Gov. Brown signs bills to curb gun thefts from police cars, speed up confiscation of firearms from felons
Capping a year of major gun control legislation in California, Gov. Jerry Brown on Monday signed a raft of bills including one addressing a series of killings involving firearms stolen from law enforcement vehicles.
Brown signed SB 869, which Sen. Jerry Hill (D-San Leandro) introduced in response to an incident in which a gun stolen from the car of a federal Bureau of Land Management ranger was used to kill a 32-year-old woman on San Francisco’s Pier 14.
Hill noted that two months later, a gun stolen from the car of a federal Immigration and Customs Enforcement officer was used to kill a 27-year-old muralist as he worked in Oakland.
The new law requires law enforcement officers and concealed weapon permit holders who leave firearms in their cars to lock them in a safe box or in the trunk.
Hill said his bill will “ensure that the requirements for safe gun storage in vehicles are the same for everyone — law enforcement officers and civilians.”
Brown also signed a bill aimed at speeding up action on gun purchasers who are ineligible to possess a firearm, giving the Department of Justice seven days to review each case when prohibited persons are discovered.
Another bill approved by Brown requires the state attorney general to develop a uniform license to carry a concealed firearm to replace the permits that differ from county to county.

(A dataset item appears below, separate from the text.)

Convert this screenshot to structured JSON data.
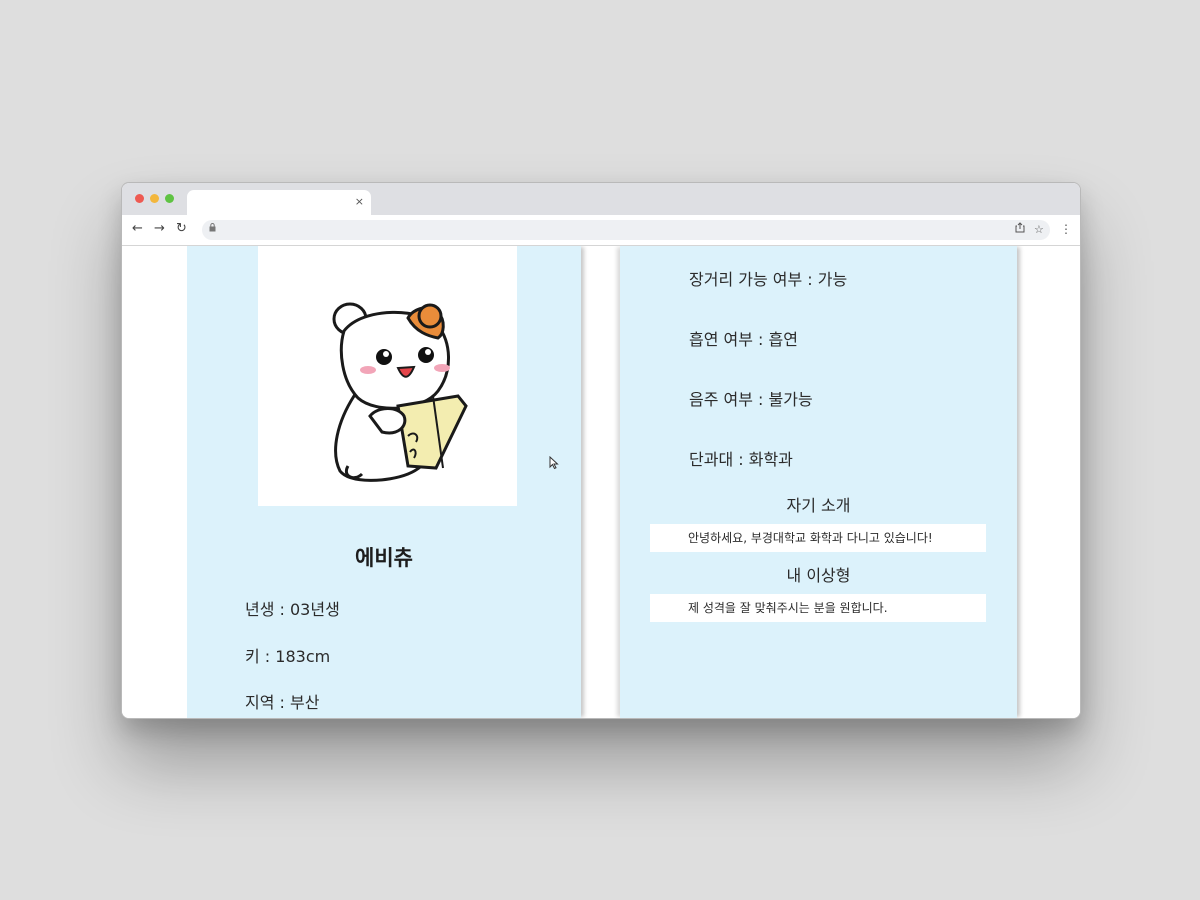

Brown also signed a measure that allows law enforcement officers to buy and use guns on a list of firearms deemed unsafe for untrained civilians.
The flurry of action comes two months after Brown signed seven other gun control bills that include a ban on high-capacity ammunition magazines, a prohibition on the sale of semiautomatic rifles with detachable magazines and a requirement that people purchasing ammunition undergo background checks.
The flood of legislation approved during the summer was in response to the December mass shooting in San Bernardino that killed 14 people. Since then, lawmakers were shocked by a mass shooting at an Orlando nightclub that killed 49 people.
On Monday, Brown vetoed two other gun bills, including one that would have allowed sheriffs and police chiefs to lift the $100 cap on fees for concealed weapons permits.
Assemblyman Kevin McCarty (D-Sacramento) authored the bill after noting that the cap has resulted in Sacramento County facing a budget shortfall of about $250,000.
Brown said it did not warrant a statewide change.
“This bill was spurred by a local dispute in one county,” he wrote in his veto message. “I am unaware of a larger problem that merits a statewide change at this time.”
Brown also vetoed a measure by Sen. Tony Mendoza (D-Artesia) that would have allowed joint registration of firearms shared by spouses and domestic partners and changed the rules for lending firearms to one another.
“This bill creates millions of dollars in new and ongoing costs for the Department of Justice,” Brown wrote in his veto message. “I do not believe that this additional burden and cost comes with a commensurate public safety benefit.”